The topic of abortion has been the topic du jour for at least the past week, and I am probably just as fatigued about the topic as most others. That said, the reason for the fatigue has mostly to do with the lack of civility in most discussions on the matter. It seems like people lack the ability to to understand that it is perfectly alright to disagree. So I’m writing this in the hope that maybe at least someone might attempt to be a little more civil.

Most of what I am about to say applies to just about any other contentious topic, but abortion seems to be the most contentious of them all, especially in the political realm of things.

Here’s the deal. You need to decide your goal. If your goal in discussing this topic has to do with anything other than trying to persuade, then there really is no point. If you have no desire to persuade anyone, then you may as well ignore this article and go live a happy life in your little comfortable world of ignorance where no one ever challenges your beliefs. Your goal needs to be to persuade; not to tear down, rip apart others’ arguments, or to beat a person into submission. None of that ever works. Do you want to strengthen your cause and have it grow, or are you content in potentially being wrong for the rest of your life?

This is probably the hardest part for people to accept.

In order to persuade someone, you have to be willing to be persuaded. There really is no way around it. No one wants to listen to an arrogant person that refuses to consider anything other than their own view. It shuts a conversation down before it even begins. It puts everyone on the defensive and removes rational discourse from the table. Abortion is one of those topics where almost no one has come to their beliefs without really considering the various aspects of their thinking a great deal. Probably more than most things you could discuss. So, if you aren’t open to changing your mind and showing good faith, you aren’t going to get anywhere in changing anyone else’s mind.

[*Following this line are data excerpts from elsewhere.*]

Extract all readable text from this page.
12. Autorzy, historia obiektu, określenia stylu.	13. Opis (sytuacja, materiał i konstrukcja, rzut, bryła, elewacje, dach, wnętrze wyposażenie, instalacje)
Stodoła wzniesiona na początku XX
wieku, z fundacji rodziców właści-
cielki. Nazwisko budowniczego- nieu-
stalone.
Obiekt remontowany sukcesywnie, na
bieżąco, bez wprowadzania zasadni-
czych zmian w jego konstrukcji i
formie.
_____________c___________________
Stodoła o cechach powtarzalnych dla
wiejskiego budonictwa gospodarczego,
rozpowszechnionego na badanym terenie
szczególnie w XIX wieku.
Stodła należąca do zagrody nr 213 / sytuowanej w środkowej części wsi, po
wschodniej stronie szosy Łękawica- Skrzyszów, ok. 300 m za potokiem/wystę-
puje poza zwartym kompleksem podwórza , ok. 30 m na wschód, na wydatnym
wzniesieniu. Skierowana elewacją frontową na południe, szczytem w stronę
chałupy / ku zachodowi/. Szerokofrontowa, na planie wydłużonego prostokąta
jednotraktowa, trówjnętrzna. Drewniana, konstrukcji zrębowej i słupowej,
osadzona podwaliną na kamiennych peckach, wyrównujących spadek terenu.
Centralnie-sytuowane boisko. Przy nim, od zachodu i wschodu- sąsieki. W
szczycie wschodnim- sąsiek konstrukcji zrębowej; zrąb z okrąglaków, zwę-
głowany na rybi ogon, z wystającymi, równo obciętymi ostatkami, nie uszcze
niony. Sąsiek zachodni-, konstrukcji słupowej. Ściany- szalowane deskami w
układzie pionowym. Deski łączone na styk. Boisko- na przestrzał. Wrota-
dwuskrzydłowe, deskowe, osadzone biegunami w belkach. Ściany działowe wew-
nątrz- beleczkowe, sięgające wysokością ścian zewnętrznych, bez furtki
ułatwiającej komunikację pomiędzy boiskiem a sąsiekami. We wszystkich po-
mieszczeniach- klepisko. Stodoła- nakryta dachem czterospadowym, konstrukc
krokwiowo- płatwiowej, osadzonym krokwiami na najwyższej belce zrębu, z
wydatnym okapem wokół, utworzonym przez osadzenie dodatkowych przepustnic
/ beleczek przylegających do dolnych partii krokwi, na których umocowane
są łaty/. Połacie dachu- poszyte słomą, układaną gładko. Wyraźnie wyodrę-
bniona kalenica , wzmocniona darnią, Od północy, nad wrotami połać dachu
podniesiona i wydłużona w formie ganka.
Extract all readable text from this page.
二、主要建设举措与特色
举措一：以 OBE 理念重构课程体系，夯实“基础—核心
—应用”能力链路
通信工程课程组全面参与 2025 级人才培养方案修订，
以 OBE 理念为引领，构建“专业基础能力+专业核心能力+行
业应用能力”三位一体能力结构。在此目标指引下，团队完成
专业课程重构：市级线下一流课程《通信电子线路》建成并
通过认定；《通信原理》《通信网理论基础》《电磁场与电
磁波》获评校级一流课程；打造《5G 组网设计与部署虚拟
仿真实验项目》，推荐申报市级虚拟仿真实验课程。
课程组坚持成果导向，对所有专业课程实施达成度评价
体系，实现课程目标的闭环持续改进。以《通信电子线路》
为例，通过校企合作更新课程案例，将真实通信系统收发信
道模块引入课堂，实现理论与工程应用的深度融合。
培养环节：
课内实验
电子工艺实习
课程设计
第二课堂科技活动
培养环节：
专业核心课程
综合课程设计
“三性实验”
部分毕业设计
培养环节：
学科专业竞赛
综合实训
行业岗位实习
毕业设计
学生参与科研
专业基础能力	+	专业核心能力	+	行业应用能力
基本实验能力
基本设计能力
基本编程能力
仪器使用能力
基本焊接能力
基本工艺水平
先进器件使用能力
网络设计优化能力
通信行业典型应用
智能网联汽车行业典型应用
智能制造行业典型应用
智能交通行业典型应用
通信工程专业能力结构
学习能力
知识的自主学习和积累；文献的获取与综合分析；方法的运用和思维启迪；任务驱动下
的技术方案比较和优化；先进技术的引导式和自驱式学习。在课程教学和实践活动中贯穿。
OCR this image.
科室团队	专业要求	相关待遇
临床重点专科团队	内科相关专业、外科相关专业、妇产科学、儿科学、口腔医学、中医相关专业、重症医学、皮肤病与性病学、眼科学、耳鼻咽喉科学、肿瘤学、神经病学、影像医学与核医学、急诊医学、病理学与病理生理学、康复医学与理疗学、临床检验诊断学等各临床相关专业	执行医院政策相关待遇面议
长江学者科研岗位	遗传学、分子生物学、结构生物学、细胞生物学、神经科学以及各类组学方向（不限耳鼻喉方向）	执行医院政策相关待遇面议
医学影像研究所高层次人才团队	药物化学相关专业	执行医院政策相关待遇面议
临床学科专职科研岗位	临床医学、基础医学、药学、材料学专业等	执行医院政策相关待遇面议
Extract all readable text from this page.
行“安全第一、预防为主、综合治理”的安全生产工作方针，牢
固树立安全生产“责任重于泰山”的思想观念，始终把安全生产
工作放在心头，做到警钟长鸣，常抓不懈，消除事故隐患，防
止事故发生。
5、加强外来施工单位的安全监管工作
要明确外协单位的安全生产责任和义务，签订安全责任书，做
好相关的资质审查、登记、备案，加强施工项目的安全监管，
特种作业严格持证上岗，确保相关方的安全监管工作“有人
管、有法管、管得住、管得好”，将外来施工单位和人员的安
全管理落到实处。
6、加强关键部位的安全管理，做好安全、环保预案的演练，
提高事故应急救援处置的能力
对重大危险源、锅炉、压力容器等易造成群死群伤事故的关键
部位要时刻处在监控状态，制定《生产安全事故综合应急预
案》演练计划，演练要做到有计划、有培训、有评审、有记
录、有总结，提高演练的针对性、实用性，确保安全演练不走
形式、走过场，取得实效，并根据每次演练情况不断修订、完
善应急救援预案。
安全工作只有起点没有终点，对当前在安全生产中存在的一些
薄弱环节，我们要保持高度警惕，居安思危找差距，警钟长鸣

A good general mindset to how you view the world and its philosophies and your most sincerely held beliefs, should always include at least three elements. Firstly, you should always be willing to be wrong. There’s nothing wrong with being wrong, and it will allow you to make bold decisions that might otherwise stifle your progress as a human being. Secondly (and much more difficult), you must be willing to admit when you are wrong. Holding on to incorrect beliefs doesn’t make any sense, and it’s harmful to you. Thirdly (and most difficult of all), you must actively and continuously seek out where you might be wrong about things. Otherwise, there is no progress in your thinking at all.

With regard to abortion in particular, there are two phrases and accusations that are unproductive to communication, but seem to be the most used in every conversation I have ever seen or heard on the topic. Using these phrases and accusations are a certain way to close a person’s mind and create a divisive and useless dialogue. People hold onto these in a stubborn and dogmatic way, and they are hard to lose. So, again, I ask: Are you interested in persuasion or are you interested in alienation?

  • “Abortion is murder.” You probably truly believe this statement if you are pro-life, but you’re making a mistake in how you characterize the pro-choice movement. I have never met a single person who is pro-choice who is interested in the slaughter of innocent children. You may believe that that is the end result, but it’s a fundamental mischaracterization of the beliefs held by those who are pro-choice. You won’t get anywhere by accusing them of seeking to murder children.
  • “My body, my choice.” Just like I have never heard anyone pro-choice being for killing babies, I have never met anyone who is pro-life who is actually interested in having control over other people’s bodies. This is also a mischaracterization. You might think that that is the end result, but it doesn’t have to do with the pro-life desires or what they are trying to achieve. If you don’t want to close a pro-life person’s mind and shut down the conversation, you have to turn lose of this idea. They do not want to control you or your body.

It is not my desire to argue for either side in this article, and I hope both sides will strongly consider a more open approach.

But I do have to mention something here.

There has been a lot of talk on the pro-choice side that only those who have a uterus can have an opinion on abortion. If you want to persuade everyone who votes, then you had better include men as well. I understand that your belief may exclude those without a uterus from having say on matters about your body, but they do still have a vote, and in any kind of system that requires voting that makes sense, everyone must be allowed to have a vote. It would be akin to (just before the Civil War) slave owners in the South saying those without slaves in the North shouldn’t have a say over slavery.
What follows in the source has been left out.